Octopus, soft-bodied cephalopod, is considered a remarkably intelligent invertebrate. It possesses an intricate network of nerves that makes it unique among lower organisms. It has an elaborated nervous system in terms of both magnitude and nature. Octopuses are capable of compiling and constructing shelters from discarded shells of coconut. They use water stream to capture various objects. A significant rise in RNA editing in the nervous system, may be responsible for the empirical success of this organism. This type of intelligence emerges in them due to the presence of microRNAs (miRNAs).
miRNAs are exceptionally conserved sequences that are involved in the expression of genes. These are considered as ‘dark matter’ of the animal genome because they do not synthesize any protein, however regulate the expression of the same. These are transcribed with the help of enzymes, RNA polymerase II and III. They produce a precursor which undergo an array of cleavages to form mature miRNA. These miRNAs work as the switch of lights that can regulate the expression of proteins in a cell.
Most of the RNA innovation in octopuses is an extension of miRNA gene reserve. These novel miRNAs are first expressed in the mature neural tissues. During the course of evolution, they got conserved. miRNAs show a complex pattern of inheritance for e.g., they are abundantly present in the synapses and modify their functions. Such miRNA expansions are comparable to that of vertebrates.
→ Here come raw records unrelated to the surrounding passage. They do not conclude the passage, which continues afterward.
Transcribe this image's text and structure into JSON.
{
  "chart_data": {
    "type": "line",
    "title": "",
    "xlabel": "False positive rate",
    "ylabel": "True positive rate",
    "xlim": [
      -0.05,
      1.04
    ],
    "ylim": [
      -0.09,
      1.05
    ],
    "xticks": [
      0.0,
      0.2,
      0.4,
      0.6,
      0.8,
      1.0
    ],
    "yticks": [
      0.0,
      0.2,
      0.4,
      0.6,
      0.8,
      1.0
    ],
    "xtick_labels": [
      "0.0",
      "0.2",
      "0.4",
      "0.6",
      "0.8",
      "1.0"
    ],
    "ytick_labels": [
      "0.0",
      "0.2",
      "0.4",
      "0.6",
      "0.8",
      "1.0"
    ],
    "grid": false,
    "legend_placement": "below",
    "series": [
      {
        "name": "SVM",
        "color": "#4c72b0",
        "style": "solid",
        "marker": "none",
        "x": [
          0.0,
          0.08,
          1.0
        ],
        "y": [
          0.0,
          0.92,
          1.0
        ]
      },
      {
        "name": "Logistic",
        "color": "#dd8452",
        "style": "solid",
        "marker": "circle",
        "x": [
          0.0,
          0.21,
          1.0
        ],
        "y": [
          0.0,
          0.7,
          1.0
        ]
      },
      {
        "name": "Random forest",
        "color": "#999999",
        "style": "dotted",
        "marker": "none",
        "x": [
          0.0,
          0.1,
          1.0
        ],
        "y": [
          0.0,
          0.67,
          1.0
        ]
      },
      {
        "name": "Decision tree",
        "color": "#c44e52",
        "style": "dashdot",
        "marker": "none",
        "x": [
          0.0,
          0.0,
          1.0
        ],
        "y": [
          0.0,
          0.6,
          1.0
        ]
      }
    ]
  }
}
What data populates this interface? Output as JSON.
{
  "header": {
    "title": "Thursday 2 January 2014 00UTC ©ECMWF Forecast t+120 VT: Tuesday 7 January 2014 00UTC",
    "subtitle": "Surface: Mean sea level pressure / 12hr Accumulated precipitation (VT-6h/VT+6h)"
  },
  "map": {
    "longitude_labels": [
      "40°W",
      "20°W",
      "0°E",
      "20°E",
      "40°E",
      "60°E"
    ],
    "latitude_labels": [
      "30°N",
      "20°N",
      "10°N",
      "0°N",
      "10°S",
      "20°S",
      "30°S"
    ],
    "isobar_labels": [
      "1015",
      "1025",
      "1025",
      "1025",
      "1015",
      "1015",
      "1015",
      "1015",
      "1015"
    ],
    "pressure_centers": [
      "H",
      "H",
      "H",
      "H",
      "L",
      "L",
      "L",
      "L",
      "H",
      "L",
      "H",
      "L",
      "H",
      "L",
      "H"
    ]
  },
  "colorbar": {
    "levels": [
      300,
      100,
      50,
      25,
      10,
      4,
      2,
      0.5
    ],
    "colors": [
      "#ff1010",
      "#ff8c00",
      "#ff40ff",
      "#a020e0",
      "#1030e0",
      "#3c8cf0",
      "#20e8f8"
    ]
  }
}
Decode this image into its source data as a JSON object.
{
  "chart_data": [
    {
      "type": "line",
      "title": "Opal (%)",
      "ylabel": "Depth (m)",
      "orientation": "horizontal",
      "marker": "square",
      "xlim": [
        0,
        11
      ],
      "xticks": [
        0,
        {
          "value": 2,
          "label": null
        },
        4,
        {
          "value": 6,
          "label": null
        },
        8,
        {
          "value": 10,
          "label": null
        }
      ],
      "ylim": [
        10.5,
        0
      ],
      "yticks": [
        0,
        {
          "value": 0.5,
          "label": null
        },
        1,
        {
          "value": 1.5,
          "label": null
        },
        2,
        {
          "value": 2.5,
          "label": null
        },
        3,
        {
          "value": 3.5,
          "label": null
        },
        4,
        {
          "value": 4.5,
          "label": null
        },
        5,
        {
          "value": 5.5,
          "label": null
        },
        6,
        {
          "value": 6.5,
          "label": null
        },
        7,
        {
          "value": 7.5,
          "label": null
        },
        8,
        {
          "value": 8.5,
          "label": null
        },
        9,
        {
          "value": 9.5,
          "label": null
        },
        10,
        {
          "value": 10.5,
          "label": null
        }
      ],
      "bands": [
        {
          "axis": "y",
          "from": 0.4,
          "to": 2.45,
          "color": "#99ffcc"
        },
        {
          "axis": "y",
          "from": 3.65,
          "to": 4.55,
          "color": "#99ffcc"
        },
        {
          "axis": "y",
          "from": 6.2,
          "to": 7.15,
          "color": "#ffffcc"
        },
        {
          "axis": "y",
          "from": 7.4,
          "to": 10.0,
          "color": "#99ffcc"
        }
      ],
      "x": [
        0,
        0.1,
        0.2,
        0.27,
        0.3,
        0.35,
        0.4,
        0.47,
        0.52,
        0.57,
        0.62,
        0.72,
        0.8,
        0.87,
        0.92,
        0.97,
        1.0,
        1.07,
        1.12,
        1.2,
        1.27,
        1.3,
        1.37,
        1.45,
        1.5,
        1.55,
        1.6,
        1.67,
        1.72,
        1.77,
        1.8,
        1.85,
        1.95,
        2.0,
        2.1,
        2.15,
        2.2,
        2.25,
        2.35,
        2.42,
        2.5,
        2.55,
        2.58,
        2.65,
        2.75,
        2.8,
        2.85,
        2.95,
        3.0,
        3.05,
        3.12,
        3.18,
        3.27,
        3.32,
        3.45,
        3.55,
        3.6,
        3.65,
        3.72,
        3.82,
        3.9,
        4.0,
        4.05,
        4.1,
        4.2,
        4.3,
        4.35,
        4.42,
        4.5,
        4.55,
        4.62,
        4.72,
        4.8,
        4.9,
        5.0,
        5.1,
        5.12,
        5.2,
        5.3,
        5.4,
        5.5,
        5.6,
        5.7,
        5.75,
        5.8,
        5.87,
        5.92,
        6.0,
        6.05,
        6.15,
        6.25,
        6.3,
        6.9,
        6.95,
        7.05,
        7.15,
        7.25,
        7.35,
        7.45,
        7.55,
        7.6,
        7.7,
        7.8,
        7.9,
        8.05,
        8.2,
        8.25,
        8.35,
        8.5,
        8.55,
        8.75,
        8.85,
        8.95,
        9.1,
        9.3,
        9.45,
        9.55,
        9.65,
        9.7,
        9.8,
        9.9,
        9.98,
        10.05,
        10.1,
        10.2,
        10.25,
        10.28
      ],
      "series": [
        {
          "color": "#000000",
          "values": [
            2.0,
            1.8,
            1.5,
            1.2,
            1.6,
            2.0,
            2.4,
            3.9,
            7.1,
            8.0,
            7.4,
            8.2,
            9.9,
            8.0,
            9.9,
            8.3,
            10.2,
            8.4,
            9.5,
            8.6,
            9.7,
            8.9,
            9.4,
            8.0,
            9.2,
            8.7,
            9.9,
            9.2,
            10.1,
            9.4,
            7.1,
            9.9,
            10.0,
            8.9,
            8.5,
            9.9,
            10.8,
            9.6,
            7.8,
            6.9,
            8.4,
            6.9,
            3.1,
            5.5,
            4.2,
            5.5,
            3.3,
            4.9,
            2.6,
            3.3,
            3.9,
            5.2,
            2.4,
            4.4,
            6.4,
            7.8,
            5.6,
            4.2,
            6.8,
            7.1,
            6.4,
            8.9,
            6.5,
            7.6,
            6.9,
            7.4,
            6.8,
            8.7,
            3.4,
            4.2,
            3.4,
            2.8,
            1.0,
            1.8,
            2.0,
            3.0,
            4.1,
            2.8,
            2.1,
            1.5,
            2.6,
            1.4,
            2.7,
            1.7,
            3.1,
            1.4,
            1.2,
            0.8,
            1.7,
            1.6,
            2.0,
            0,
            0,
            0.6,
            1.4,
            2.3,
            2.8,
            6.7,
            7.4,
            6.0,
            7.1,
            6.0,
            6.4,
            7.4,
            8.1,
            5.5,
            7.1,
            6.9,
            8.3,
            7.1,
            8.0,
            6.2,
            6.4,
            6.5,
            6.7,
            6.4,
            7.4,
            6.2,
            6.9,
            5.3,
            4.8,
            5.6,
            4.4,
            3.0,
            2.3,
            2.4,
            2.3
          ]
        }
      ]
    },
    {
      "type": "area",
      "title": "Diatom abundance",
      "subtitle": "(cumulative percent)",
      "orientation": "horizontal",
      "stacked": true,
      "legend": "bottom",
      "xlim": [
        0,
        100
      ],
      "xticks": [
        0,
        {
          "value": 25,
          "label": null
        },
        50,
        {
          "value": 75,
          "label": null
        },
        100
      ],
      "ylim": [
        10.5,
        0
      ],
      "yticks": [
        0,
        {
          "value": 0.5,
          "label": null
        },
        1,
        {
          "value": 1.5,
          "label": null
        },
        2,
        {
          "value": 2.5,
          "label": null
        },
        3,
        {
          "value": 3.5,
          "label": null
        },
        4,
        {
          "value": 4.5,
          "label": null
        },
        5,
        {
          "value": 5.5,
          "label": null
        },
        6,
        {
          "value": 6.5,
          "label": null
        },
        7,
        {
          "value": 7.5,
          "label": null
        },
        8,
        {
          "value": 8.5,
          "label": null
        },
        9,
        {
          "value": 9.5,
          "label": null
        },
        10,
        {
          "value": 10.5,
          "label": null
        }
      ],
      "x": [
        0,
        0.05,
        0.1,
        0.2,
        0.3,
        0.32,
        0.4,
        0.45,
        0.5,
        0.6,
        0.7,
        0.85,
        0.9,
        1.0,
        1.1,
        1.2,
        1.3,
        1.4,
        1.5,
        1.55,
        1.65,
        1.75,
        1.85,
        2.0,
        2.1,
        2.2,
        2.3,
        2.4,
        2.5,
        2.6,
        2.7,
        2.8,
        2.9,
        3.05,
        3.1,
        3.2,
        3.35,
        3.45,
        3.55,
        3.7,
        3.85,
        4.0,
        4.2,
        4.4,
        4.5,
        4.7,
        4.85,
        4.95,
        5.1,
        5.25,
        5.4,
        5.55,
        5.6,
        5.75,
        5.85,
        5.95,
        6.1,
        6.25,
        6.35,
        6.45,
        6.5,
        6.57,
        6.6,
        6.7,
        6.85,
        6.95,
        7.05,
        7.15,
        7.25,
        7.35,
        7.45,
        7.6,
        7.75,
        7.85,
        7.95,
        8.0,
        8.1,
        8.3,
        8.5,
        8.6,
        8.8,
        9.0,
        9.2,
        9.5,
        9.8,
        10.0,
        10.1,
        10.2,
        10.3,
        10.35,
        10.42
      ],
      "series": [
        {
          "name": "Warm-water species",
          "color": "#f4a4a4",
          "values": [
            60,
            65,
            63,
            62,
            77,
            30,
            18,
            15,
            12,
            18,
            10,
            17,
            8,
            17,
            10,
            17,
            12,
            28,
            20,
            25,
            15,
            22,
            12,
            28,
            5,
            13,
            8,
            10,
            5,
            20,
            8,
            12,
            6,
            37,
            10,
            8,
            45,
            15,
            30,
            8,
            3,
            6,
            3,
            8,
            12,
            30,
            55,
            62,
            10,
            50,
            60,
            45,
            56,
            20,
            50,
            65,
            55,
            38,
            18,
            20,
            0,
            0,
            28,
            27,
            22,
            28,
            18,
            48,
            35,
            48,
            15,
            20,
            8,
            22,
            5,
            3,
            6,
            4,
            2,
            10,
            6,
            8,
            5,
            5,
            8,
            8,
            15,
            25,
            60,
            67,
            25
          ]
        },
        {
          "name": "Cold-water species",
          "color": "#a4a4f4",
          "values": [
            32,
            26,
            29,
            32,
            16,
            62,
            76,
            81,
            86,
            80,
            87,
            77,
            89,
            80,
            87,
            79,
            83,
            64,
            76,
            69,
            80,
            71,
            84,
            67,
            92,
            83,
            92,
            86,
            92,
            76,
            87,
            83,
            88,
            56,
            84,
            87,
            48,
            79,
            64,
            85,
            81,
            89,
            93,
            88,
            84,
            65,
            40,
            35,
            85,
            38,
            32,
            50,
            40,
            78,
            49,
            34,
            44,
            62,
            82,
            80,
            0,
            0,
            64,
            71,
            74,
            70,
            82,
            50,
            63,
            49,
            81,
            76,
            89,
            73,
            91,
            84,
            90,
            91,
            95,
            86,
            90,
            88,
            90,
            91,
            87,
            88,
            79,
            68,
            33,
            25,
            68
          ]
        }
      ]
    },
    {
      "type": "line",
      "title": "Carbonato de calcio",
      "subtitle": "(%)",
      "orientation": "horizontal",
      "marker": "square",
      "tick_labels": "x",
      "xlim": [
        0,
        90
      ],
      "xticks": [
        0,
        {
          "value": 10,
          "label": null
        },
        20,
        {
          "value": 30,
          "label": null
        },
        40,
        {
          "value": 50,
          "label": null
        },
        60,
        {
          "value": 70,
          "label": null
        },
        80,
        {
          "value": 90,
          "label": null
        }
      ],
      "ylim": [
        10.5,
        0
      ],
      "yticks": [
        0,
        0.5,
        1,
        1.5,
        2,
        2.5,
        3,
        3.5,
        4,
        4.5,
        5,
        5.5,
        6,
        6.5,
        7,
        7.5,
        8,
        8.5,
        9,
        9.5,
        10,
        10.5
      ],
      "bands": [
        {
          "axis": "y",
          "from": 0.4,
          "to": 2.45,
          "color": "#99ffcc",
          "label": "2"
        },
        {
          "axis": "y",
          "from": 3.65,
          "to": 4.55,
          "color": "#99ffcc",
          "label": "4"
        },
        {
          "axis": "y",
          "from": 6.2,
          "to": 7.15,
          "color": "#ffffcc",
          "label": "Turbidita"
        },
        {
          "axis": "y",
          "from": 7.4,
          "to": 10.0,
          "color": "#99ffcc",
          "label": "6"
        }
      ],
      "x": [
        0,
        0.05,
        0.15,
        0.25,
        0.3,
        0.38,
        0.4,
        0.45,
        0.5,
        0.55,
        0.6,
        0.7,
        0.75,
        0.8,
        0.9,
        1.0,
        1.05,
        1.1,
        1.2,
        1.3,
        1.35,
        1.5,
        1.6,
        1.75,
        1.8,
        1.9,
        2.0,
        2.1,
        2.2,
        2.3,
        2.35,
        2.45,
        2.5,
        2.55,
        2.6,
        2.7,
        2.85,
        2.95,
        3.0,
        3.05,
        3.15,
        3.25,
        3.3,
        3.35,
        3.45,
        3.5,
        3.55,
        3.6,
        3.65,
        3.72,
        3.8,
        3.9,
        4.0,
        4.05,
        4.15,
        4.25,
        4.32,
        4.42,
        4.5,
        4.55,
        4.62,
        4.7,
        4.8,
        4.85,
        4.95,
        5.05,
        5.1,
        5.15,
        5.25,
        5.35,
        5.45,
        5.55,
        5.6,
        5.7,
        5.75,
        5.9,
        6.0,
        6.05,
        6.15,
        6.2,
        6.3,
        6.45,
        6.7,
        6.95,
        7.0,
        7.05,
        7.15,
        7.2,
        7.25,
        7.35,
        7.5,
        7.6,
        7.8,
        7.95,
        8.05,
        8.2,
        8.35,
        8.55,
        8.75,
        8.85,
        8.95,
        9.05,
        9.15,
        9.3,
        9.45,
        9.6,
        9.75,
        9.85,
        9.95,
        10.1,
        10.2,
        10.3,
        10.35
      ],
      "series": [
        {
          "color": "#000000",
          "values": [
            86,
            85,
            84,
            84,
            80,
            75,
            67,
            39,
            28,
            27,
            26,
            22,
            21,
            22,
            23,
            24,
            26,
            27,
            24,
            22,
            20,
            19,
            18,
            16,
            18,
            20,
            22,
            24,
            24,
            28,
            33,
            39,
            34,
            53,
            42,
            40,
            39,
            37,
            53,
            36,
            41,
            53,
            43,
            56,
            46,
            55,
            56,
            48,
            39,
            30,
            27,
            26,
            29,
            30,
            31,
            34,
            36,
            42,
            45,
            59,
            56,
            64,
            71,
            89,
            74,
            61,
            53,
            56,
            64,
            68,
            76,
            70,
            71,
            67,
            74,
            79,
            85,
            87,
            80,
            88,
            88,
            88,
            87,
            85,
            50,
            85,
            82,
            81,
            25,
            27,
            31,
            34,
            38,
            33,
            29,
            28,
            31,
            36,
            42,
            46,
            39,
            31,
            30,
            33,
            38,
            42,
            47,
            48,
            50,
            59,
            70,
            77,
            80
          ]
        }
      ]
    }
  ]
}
During a study Professor Peterson, Dr. Fromm et. al., analyzed miRNA data of three species of cephalopods; Octopus vulgaris, Octopus bimaculoides and Euprymna scolopes. They observed a significant increase in the miRNA of Octopus vulgaris and Octopus bimaculoides. It was an important finding as earlier it was observed only in humans, mammals and other higher vertebrates. They concluded that miRNAs are essential for the evolution of complex and exceptional brain
miRNAs perform specialized neuronal functions and are linked with the emergence of complexity in brains of vertebrates and octopuses.
Thus, it can be concluded that miRNAs are closely associated with evolution of complex brains in animals.